Source, The Government Department for Education Performance Tables, January 2017
 

Exam results and League Tables2015 League Table2014 League Table2013 League Table2012 League Table

It is undeniable that examination results provide crucial data for judging the performance of schools. They are essential in appraising the achievements of privileged, private institutions, as well as those that are obtaining significant improvements with disadvantaged students. Exam results provide statistics that are used to create a variety of league tables, based either on the percentage of A*, A and B grades achieved by a school at A level or by the average grade achieved per examination. The former statistic arises from data collected by the ISC (the Independent Schools Council), which represents the great majority of private schools in the UK and collects information submitted voluntarily by schools. The latter statistic is calculated by the DfE (Department for Education) and is based on the results obtained directly from the exam boards and filtered to include only those students aged between 16 and 18.
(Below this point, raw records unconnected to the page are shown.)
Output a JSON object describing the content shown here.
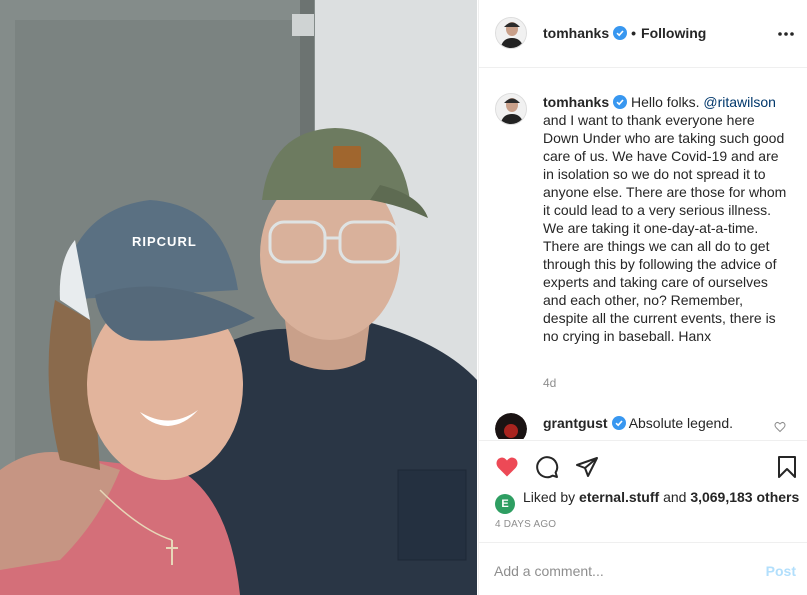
{
  "photo": {
    "icon": "selfie-photo",
    "cap_text": "RIPCURL"
  },
  "header": {
    "username": "tomhanks",
    "separator": "•",
    "follow_status": "Following",
    "more_icon": "more-icon"
  },
  "caption": {
    "username": "tomhanks",
    "text_before": "Hello folks. ",
    "mention": "@ritawilson",
    "text_after": " and I want to thank everyone here Down Under who are taking such good care of us. We have Covid-19 and are in isolation so we do not spread it to anyone else. There are those for whom it could lead to a very serious illness. We are taking it one-day-at-a-time. There are things we can all do to get through this by following the advice of experts and taking care of ourselves and each other, no? Remember, despite all the current events, there is no crying in baseball. Hanx",
    "age": "4d"
  },
  "comment": {
    "username": "grantgust",
    "text": "Absolute legend."
  },
  "likes": {
    "avatar_letter": "E",
    "prefix": "Liked by",
    "user": "eternal.stuff",
    "connector": "and",
    "count": "3,069,183 others"
  },
  "date": "4 DAYS AGO",
  "add_comment": {
    "placeholder": "Add a comment...",
    "post_label": "Post"
  },
  "colors": {
    "like_red": "#ed4956",
    "verified_blue": "#3897f0",
    "mention_blue": "#00376b",
    "post_disabled": "#b2dffc"
  }
}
League tables for A level are undoubtedly a useful resource for parents and students, and they provide a significant marketing tool for all schools, whether state or private. Who, after all, would not want to send their child to a school that enjoys a top ranking? Nonetheless, although this truth may appear to be self-evident, as with all statistics, league tables have to be interpreted with a certain degree of circumspection.

The first point to make is that schools often improve their results by rigorous, if not ruthless selection. There are probably few schools or colleges, whether comprehensive, grammar or private, that do not select students in some way or other. For highly sought-after private schools and grammar schools, this selection begins at entry for students aged between 11 and 13. The selection is based firstly on the results of admission tests (often the so-called Common Entrance Examination) and secondly, after shortlists are made from the test results, through individual interviews with each student.
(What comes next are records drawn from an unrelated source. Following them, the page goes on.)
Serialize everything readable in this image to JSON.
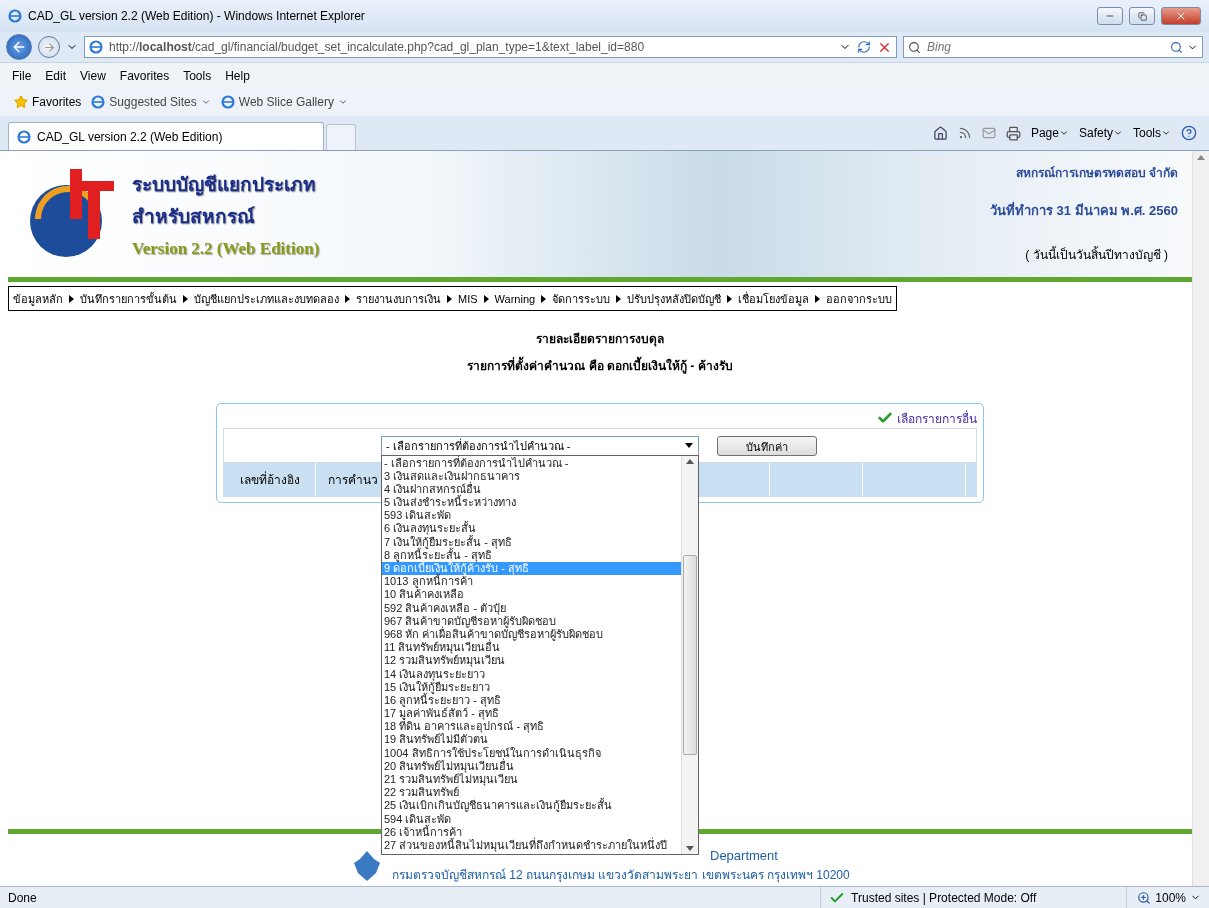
{
  "browser": {
    "title": "CAD_GL version 2.2 (Web Edition) - Windows Internet Explorer",
    "address": "http://**localhost**/cad_gl/financial/budget_set_incalculate.php?cad_gl_plan_type=1&text_label_id=880",
    "search_placeholder": "Bing",
    "menu": [
      "File",
      "Edit",
      "View",
      "Favorites",
      "Tools",
      "Help"
    ],
    "favorites": [
      "Favorites",
      "Suggested Sites",
      "Web Slice Gallery"
    ],
    "tab": "CAD_GL version 2.2 (Web Edition)",
    "commands": [
      "Page",
      "Safety",
      "Tools"
    ],
    "status": {
      "text": "Done",
      "zone": "Trusted sites | Protected Mode: Off",
      "zoom": "100%"
    }
  },
  "header": {
    "title_lines": [
      "ระบบบัญชีแยกประเภท",
      "สำหรับสหกรณ์"
    ],
    "version": "Version 2.2 (Web Edition)",
    "org": "สหกรณ์การเกษตรทดสอบ จำกัด",
    "date": "วันที่ทำการ 31 มีนาคม พ.ศ. 2560",
    "note": "( วันนี้เป็นวันสิ้นปีทางบัญชี )"
  },
  "nav": [
    "ข้อมูลหลัก",
    "บันทึกรายการขั้นต้น",
    "บัญชีแยกประเภทและงบทดลอง",
    "รายงานงบการเงิน",
    "MIS",
    "Warning",
    "จัดการระบบ",
    "ปรับปรุงหลังปิดบัญชี",
    "เชื่อมโยงข้อมูล",
    "ออกจากระบบ"
  ],
  "heading": "รายละเอียดรายการงบดุล",
  "subheading": "รายการที่ตั้งค่าคำนวณ คือ ดอกเบี้ยเงินให้กู้ - ค้างรับ",
  "panel": {
    "other_link": "เลือกรายการอื่น",
    "select_value": "- เลือกรายการที่ต้องการนำไปคำนวณ -",
    "save_button": "บันทึกค่า",
    "columns": [
      "เลขที่อ้างอิง",
      "การคำนว"
    ],
    "options": [
      {
        "label": "- เลือกรายการที่ต้องการนำไปคำนวณ -",
        "selected": false
      },
      {
        "label": "3 เงินสดและเงินฝากธนาคาร",
        "selected": false
      },
      {
        "label": "4 เงินฝากสหกรณ์อื่น",
        "selected": false
      },
      {
        "label": "5 เงินส่งชำระหนี้ระหว่างทาง",
        "selected": false
      },
      {
        "label": "593 เดินสะพัด",
        "selected": false
      },
      {
        "label": "6 เงินลงทุนระยะสั้น",
        "selected": false
      },
      {
        "label": "7 เงินให้กู้ยืมระยะสั้น - สุทธิ",
        "selected": false
      },
      {
        "label": "8 ลูกหนี้ระยะสั้น - สุทธิ",
        "selected": false
      },
      {
        "label": "9 ดอกเบี้ยเงินให้กู้ค้างรับ - สุทธิ",
        "selected": true
      },
      {
        "label": "1013 ลูกหนี้การค้า",
        "selected": false
      },
      {
        "label": "10 สินค้าคงเหลือ",
        "selected": false
      },
      {
        "label": "592 สินค้าคงเหลือ - ตัวปุ๋ย",
        "selected": false
      },
      {
        "label": "967 สินค้าขาดบัญชีรอหาผู้รับผิดชอบ",
        "selected": false
      },
      {
        "label": "968 หัก ค่าเผื่อสินค้าขาดบัญชีรอหาผู้รับผิดชอบ",
        "selected": false
      },
      {
        "label": "11 สินทรัพย์หมุนเวียนอื่น",
        "selected": false
      },
      {
        "label": "12 รวมสินทรัพย์หมุนเวียน",
        "selected": false
      },
      {
        "label": "14 เงินลงทุนระยะยาว",
        "selected": false
      },
      {
        "label": "15 เงินให้กู้ยืมระยะยาว",
        "selected": false
      },
      {
        "label": "16 ลูกหนี้ระยะยาว - สุทธิ",
        "selected": false
      },
      {
        "label": "17 มูลค่าพันธ์สัตว์ - สุทธิ",
        "selected": false
      },
      {
        "label": "18 ที่ดิน อาคารและอุปกรณ์ - สุทธิ",
        "selected": false
      },
      {
        "label": "19 สินทรัพย์ไม่มีตัวตน",
        "selected": false
      },
      {
        "label": "1004 สิทธิการใช้ประโยชน์ในการดำเนินธุรกิจ",
        "selected": false
      },
      {
        "label": "20 สินทรัพย์ไม่หมุนเวียนอื่น",
        "selected": false
      },
      {
        "label": "21 รวมสินทรัพย์ไม่หมุนเวียน",
        "selected": false
      },
      {
        "label": "22 รวมสินทรัพย์",
        "selected": false
      },
      {
        "label": "25 เงินเบิกเกินบัญชีธนาคารและเงินกู้ยืมระยะสั้น",
        "selected": false
      },
      {
        "label": "594 เดินสะพัด",
        "selected": false
      },
      {
        "label": "26 เจ้าหนี้การค้า",
        "selected": false
      },
      {
        "label": "27 ส่วนของหนี้สินไม่หมุนเวียนที่ถึงกำหนดชำระภายในหนึ่งปี",
        "selected": false
      }
    ]
  },
  "footer": {
    "line1": "Department",
    "line2": "กรมตรวจบัญชีสหกรณ์ 12 ถนนกรุงเกษม แขวงวัดสามพระยา เขตพระนคร กรุงเทพฯ 10200"
  }
}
Selection does not stop there, for if in the eyes of the school, a student underperforms at GCSE, they will not be permitted to move up to A level – to put it bluntly, they will be asked to leave. For state schools and colleges, underperforming GCSE students will be not be allowed to take up A levels but will be offered the choice of vocational qualifications such as NVQ or BTEC. Astonishingly, because the DfE league table is restricted to students between the ages of 16 and 18, a student who, for example, has to miss a year through illness, may not be allowed to return to the school because they would fall outside the 16 to 18 age range at the time of sitting their final A level exam. Outstanding schools can get away with such devices for improving their statistics, since it is easy for them to fill the vacancies that are created.
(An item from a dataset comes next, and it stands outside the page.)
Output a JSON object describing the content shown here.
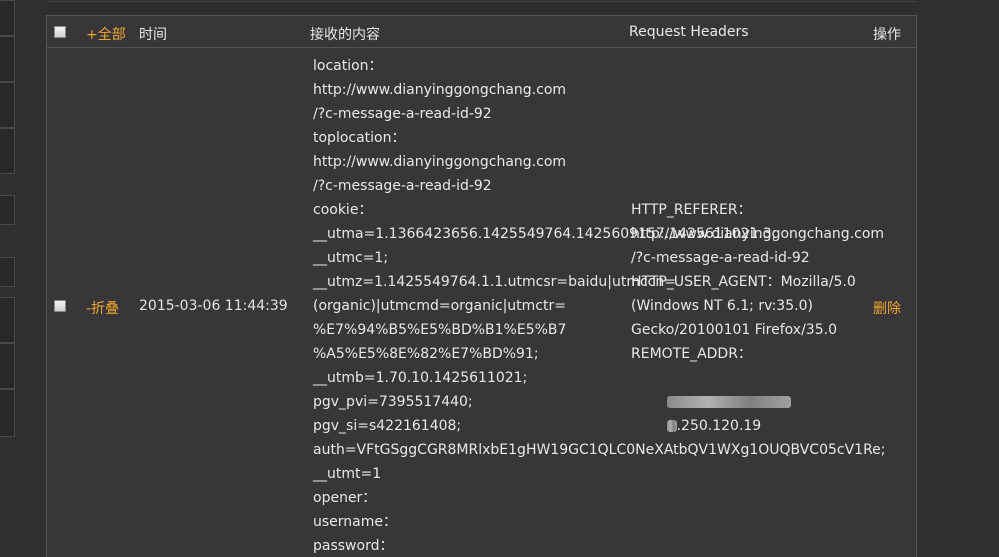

The data provided to the DfE may also be manipulated to improve a school’s performance. Underperforming students in their first year of A level may be asked to repeat the year or seek alternative academic accommodation. In the second year, if their performance is not up to snuff, they may simply not be allowed to sit the exams or they may be rusticated. This means that, although permitted to sit the exams at the school, they are registered as an ‘external’ candidate. In this way, the results of weaker students are prevented from showing up in the DfE statistics.

Finally, A level exams are now based on the results or four or more modules, which constitute the syllabus. To arrive at a final grade, the results for each module are processed and a final grade (A*, A, B etc) produced. This process is called ‘cashing in’. If it appears that any particular student’s results are going to pull the school’s average down, they may be excluded by instructing the exam board not to ‘cash in’ the grades.

The ‘grade inflation’ at A level that has occurred in recent years may be explained in part by this manipulation of results. Amusingly, this might remind one of Gresham’s Law in economics (‘bad currency drives out good currency’) in reverse; in the case of exam results it appears that good grades drive out bad grades.

As mentioned previously, the ISC (Independent Schools Council) produces a table of the exam results of all of its members. However, like the DfE table, this must be treated with a moderate degree of caution. The ISC relies on each of its members to submit results that are comprehensive, complete and accurate, but submission is not compulsory, and indeed some distinguished institutions (notably St Paul’s Boys School in London and King’s College Canterbury) decline.

It is probably safe to say that, except for the strongest schools, failure to appear in a league table is a sign of weakness rather than strength. Anyone scanning a league table might reasonably ask why a school was not present or, if the table is limited to, say, the top hundred schools, note that the school was not among the ‘best’. It would also be wrong to think that schools themselves do not place emphasis on exam results. Even schools that rightly stress the other merits of the education they provide, are quick to point out in their publicity that they achieve outstanding exam results in addition to all the other benefits gained by their students.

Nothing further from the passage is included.